Most existing methods rely on feature engineering, which is often difficult to adapt to new domains. More recently, pre-trained Transformer models have dramatically improved various NLP benchmarks. These models have shown great generalizability to new domains and tasks by first pre-training over large unlabeled corpora. They have started being used in argument relation prediction as well, where a pair of propositions are packed as a sequential input. The model learns to predict the relation between them. Our work presents a new context-aware model that further extends this approach. For a given proposition, the model encodes a broad context of neighboring propositions within a window size. It then predicts whether each of them supports, attacks, or has no relation to the original proposition.

For experiments, we release AMPERE++, a dataset that includes new relation annotations on 400 peer-reviews obtained from the OpenReview platform. Along with four other datasets, we further investigate data-efficient learning techniques:

  • (i) Transfer learning (TL), which adapts models trained from a source domain to a new domain with the same task, or leverages large unlabeled in-domain data using self-supervised pre-training. Our experiments outline the cases where TL is effective, which is especially the case when less labeled data is available in the target domain.
  • (ii) Active learning (AL), which strategically selects informative samples in the new domain for human labeling. This process is done in multiple rounds, subject to an annotation budget.

We explore both model-based and model-independent strategies for the relation prediction task, showing that the model-independent methods achieve competitive performance, while requiring significantly fewer resources.

How does your research advance the state-of-the-art in the field of natural language processing?

Argumentation is a crucial skill in which we engage during various situations. A key step to enabling machine understanding of arguments is to identify the support and attack relations between individual propositions. Such argument diagrams can help discover the central theses and reasoning process, and subsequently allow AI systems to rapidly detect trends and categorize arguments for the end-user.

However, acquiring high-quality annotated data on argumentative relations is extremely costly, especially for data that requires domain expertise.
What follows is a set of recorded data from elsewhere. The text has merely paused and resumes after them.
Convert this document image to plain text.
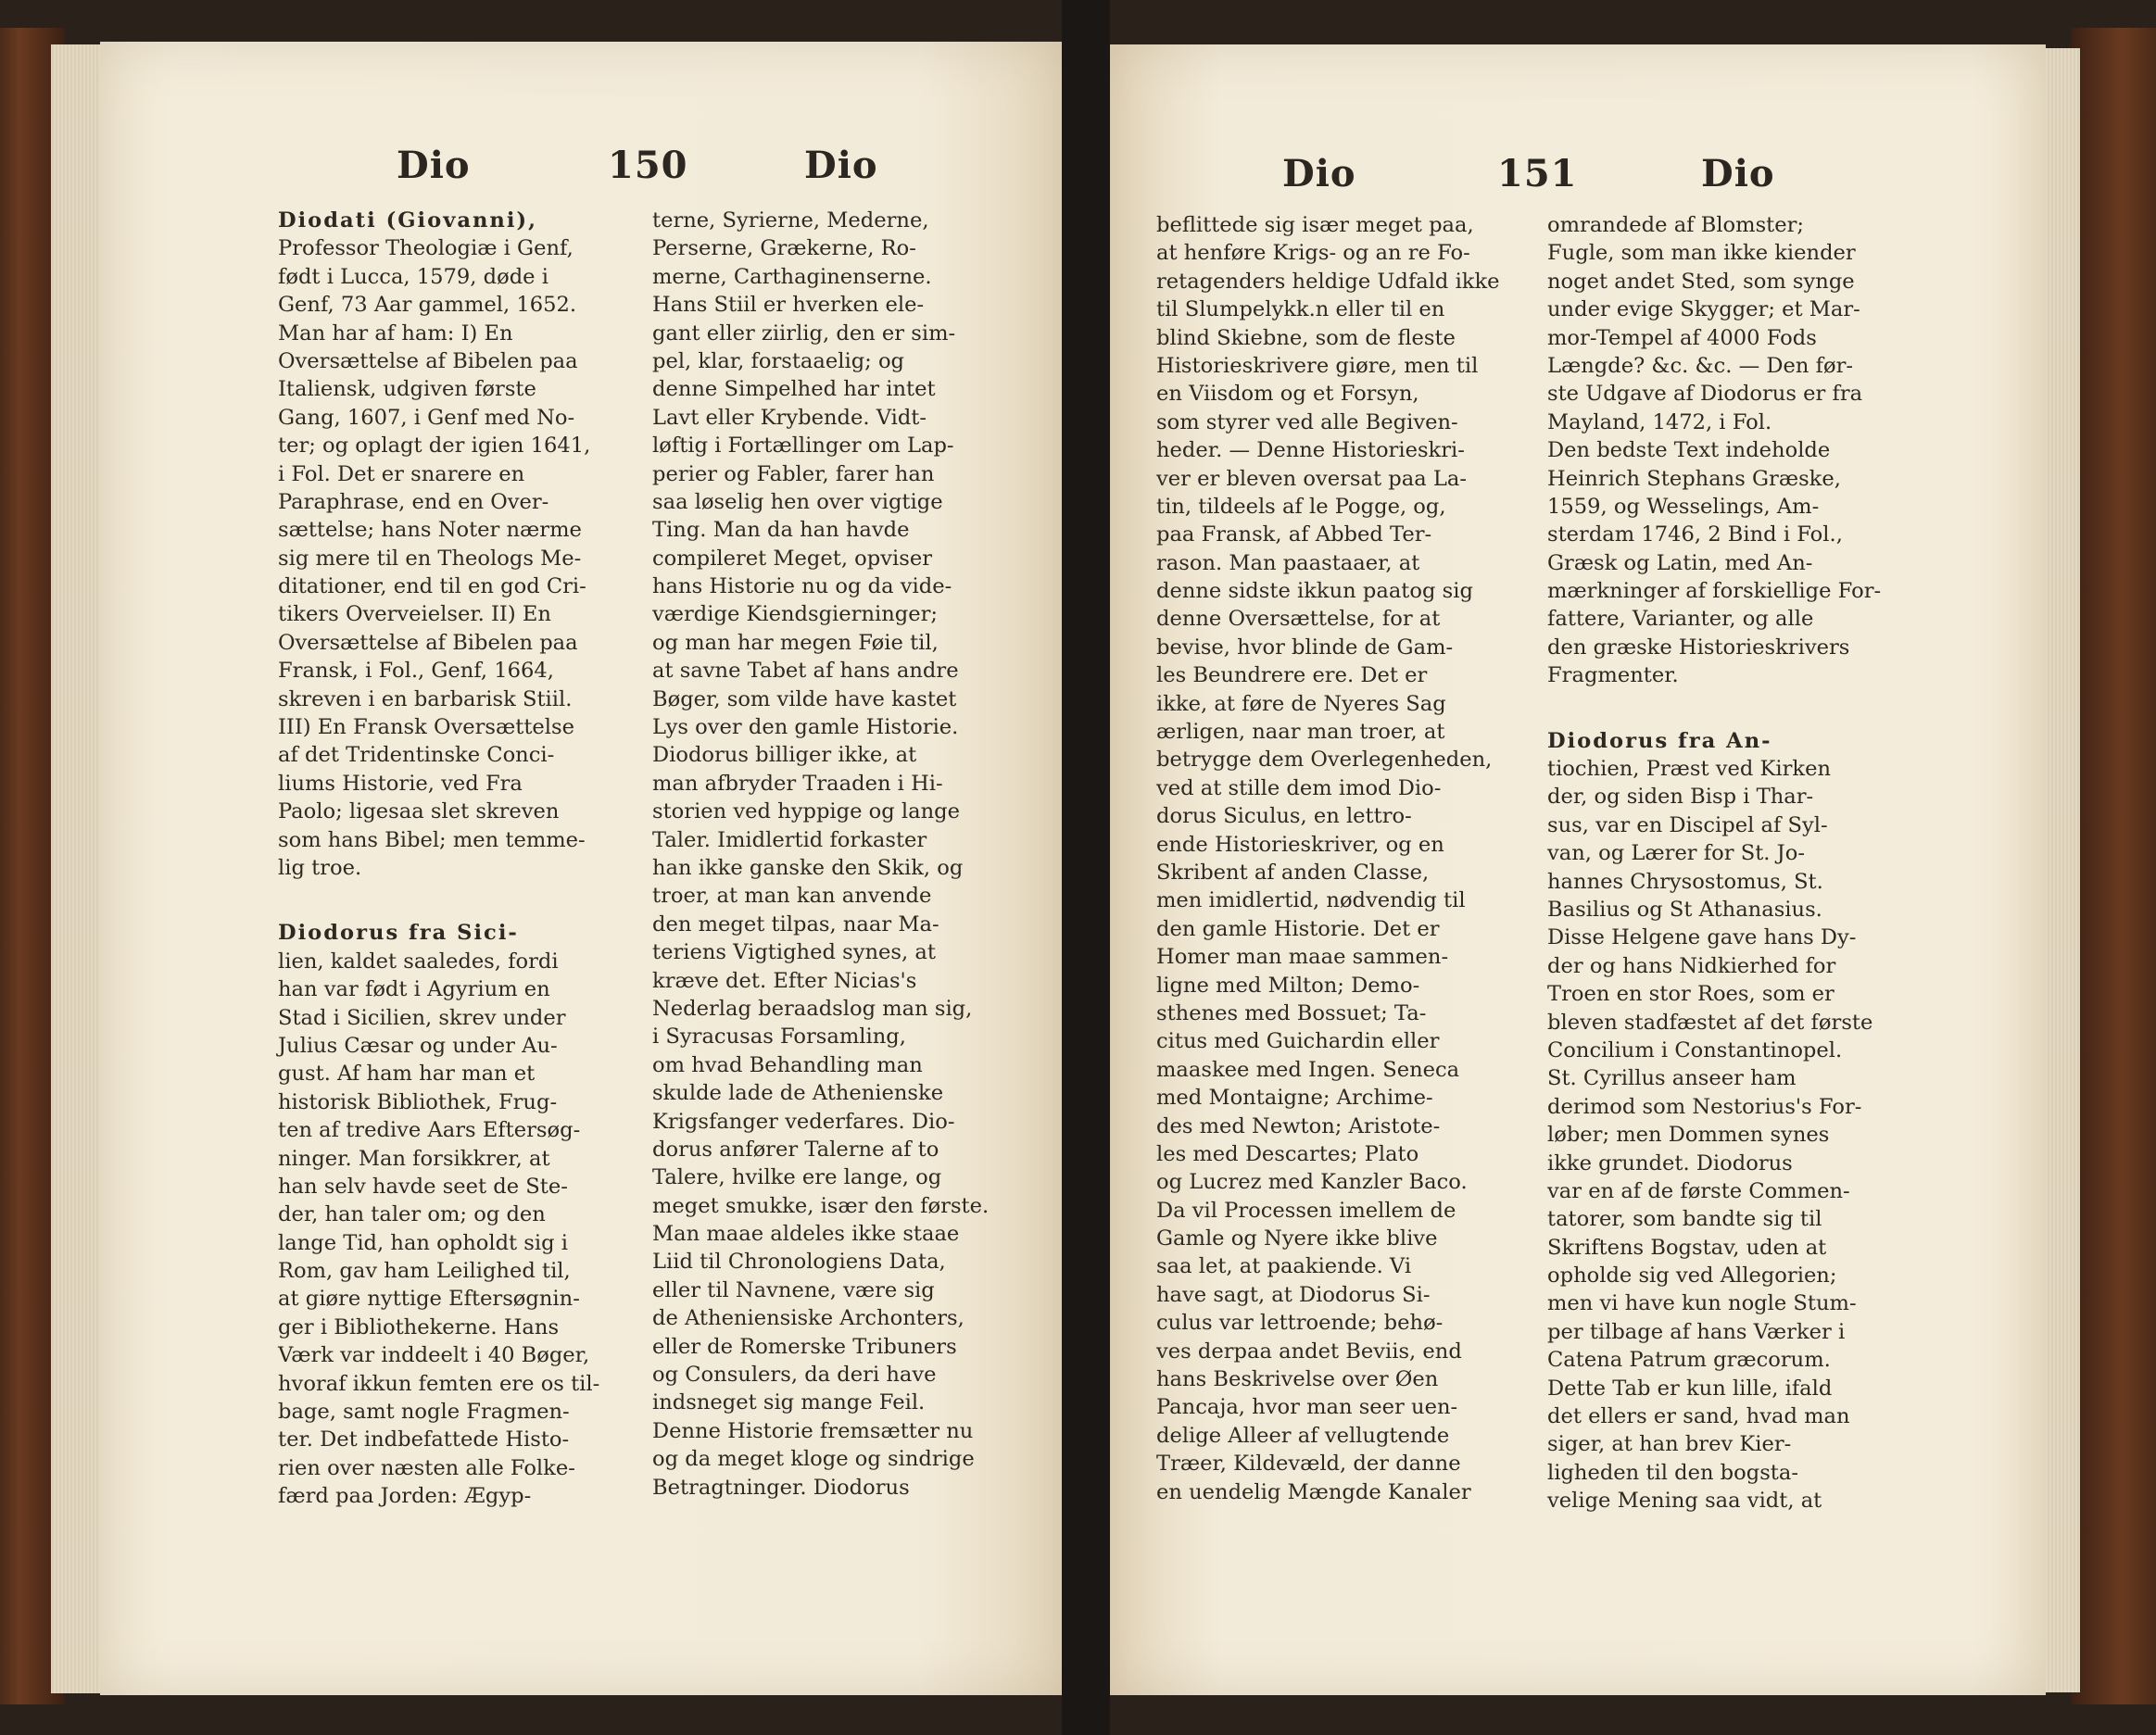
Dio	150	Dio
Diodati (Giovanni),
Professor Theologiæ i Genf,
født i Lucca, 1579, døde i
Genf, 73 Aar gammel, 1652.
Man har af ham: I) En
Oversættelse af Bibelen paa
Italiensk, udgiven første
Gang, 1607, i Genf med No-
ter; og oplagt der igien 1641,
i Fol. Det er snarere en
Paraphrase, end en Over-
sættelse; hans Noter nærme
sig mere til en Theologs Me-
ditationer, end til en god Cri-
tikers Overveielser. II) En
Oversættelse af Bibelen paa
Fransk, i Fol., Genf, 1664,
skreven i en barbarisk Stiil.
III) En Fransk Oversættelse
af det Tridentinske Conci-
liums Historie, ved Fra
Paolo; ligesaa slet skreven
som hans Bibel; men temme-
lig troe.
Diodorus fra Sici-
lien, kaldet saaledes, fordi
han var født i Agyrium en
Stad i Sicilien, skrev under
Julius Cæsar og under Au-
gust. Af ham har man et
historisk Bibliothek, Frug-
ten af tredive Aars Eftersøg-
ninger. Man forsikkrer, at
han selv havde seet de Ste-
der, han taler om; og den
lange Tid, han opholdt sig i
Rom, gav ham Leilighed til,
at giøre nyttige Eftersøgnin-
ger i Bibliothekerne. Hans
Værk var inddeelt i 40 Bøger,
hvoraf ikkun femten ere os til-
bage, samt nogle Fragmen-
ter. Det indbefattede Histo-
rien over næsten alle Folke-
færd paa Jorden: Ægyp-
terne, Syrierne, Mederne,
Perserne, Grækerne, Ro-
merne, Carthaginenserne.
Hans Stiil er hverken ele-
gant eller ziirlig, den er sim-
pel, klar, forstaaelig; og
denne Simpelhed har intet
Lavt eller Krybende. Vidt-
løftig i Fortællinger om Lap-
perier og Fabler, farer han
saa løselig hen over vigtige
Ting. Man da han havde
compileret Meget, opviser
hans Historie nu og da vide-
værdige Kiendsgierninger;
og man har megen Føie til,
at savne Tabet af hans andre
Bøger, som vilde have kastet
Lys over den gamle Historie.
Diodorus billiger ikke, at
man afbryder Traaden i Hi-
storien ved hyppige og lange
Taler. Imidlertid forkaster
han ikke ganske den Skik, og
troer, at man kan anvende
den meget tilpas, naar Ma-
teriens Vigtighed synes, at
kræve det. Efter Nicias's
Nederlag beraadslog man sig,
i Syracusas Forsamling,
om hvad Behandling man
skulde lade de Athenienske
Krigsfanger vederfares. Dio-
dorus anfører Talerne af to
Talere, hvilke ere lange, og
meget smukke, især den første.
Man maae aldeles ikke staae
Liid til Chronologiens Data,
eller til Navnene, være sig
de Atheniensiske Archonters,
eller de Romerske Tribuners
og Consulers, da deri have
indsneget sig mange Feil.
Denne Historie fremsætter nu
og da meget kloge og sindrige
Betragtninger. Diodorus
Dio	151	Dio
beflittede sig især meget paa,
at henføre Krigs- og an re Fo-
retagenders heldige Udfald ikke
til Slumpelykk.n eller til en
blind Skiebne, som de fleste
Historieskrivere giøre, men til
en Viisdom og et Forsyn,
som styrer ved alle Begiven-
heder. — Denne Historieskri-
ver er bleven oversat paa La-
tin, tildeels af le Pogge, og,
paa Fransk, af Abbed Ter-
rason. Man paastaaer, at
denne sidste ikkun paatog sig
denne Oversættelse, for at
bevise, hvor blinde de Gam-
les Beundrere ere. Det er
ikke, at føre de Nyeres Sag
ærligen, naar man troer, at
betrygge dem Overlegenheden,
ved at stille dem imod Dio-
dorus Siculus, en lettro-
ende Historieskriver, og en
Skribent af anden Classe,
men imidlertid, nødvendig til
den gamle Historie. Det er
Homer man maae sammen-
ligne med Milton; Demo-
sthenes med Bossuet; Ta-
citus med Guichardin eller
maaskee med Ingen. Seneca
med Montaigne; Archime-
des med Newton; Aristote-
les med Descartes; Plato
og Lucrez med Kanzler Baco.
Da vil Processen imellem de
Gamle og Nyere ikke blive
saa let, at paakiende. Vi
have sagt, at Diodorus Si-
culus var lettroende; behø-
ves derpaa andet Beviis, end
hans Beskrivelse over Øen
Pancaja, hvor man seer uen-
delige Alleer af vellugtende
Træer, Kildevæld, der danne
en uendelig Mængde Kanaler
omrandede af Blomster;
Fugle, som man ikke kiender
noget andet Sted, som synge
under evige Skygger; et Mar-
mor-Tempel af 4000 Fods
Længde? &c. &c. — Den før-
ste Udgave af Diodorus er fra
Mayland, 1472, i Fol.
Den bedste Text indeholde
Heinrich Stephans Græske,
1559, og Wesselings, Am-
sterdam 1746, 2 Bind i Fol.,
Græsk og Latin, med An-
mærkninger af forskiellige For-
fattere, Varianter, og alle
den græske Historieskrivers
Fragmenter.
Diodorus fra An-
tiochien, Præst ved Kirken
der, og siden Bisp i Thar-
sus, var en Discipel af Syl-
van, og Lærer for St. Jo-
hannes Chrysostomus, St.
Basilius og St Athanasius.
Disse Helgene gave hans Dy-
der og hans Nidkierhed for
Troen en stor Roes, som er
bleven stadfæstet af det første
Concilium i Constantinopel.
St. Cyrillus anseer ham
derimod som Nestorius's For-
løber; men Dommen synes
ikke grundet. Diodorus
var en af de første Commen-
tatorer, som bandte sig til
Skriftens Bogstav, uden at
opholde sig ved Allegorien;
men vi have kun nogle Stum-
per tilbage af hans Værker i
Catena Patrum græcorum.
Dette Tab er kun lille, ifald
det ellers er sand, hvad man
siger, at han brev Kier-
ligheden til den bogsta-
velige Mening saa vidt, at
Although prior efforts have created several datasets and models, there is no unified framework that adapts well across domains.

In this work, we propose a novel Transformer-based relation prediction model. Contrary to existing work that relies on features or has no access to long context, our model is context-aware and can be easily adapted to new domains.

We also release new relation annotations on academic peer reviews. Along with four existing datasets, we showcase the effectiveness of transfer learning and active learning, especially when labeled data is limited in the target domain.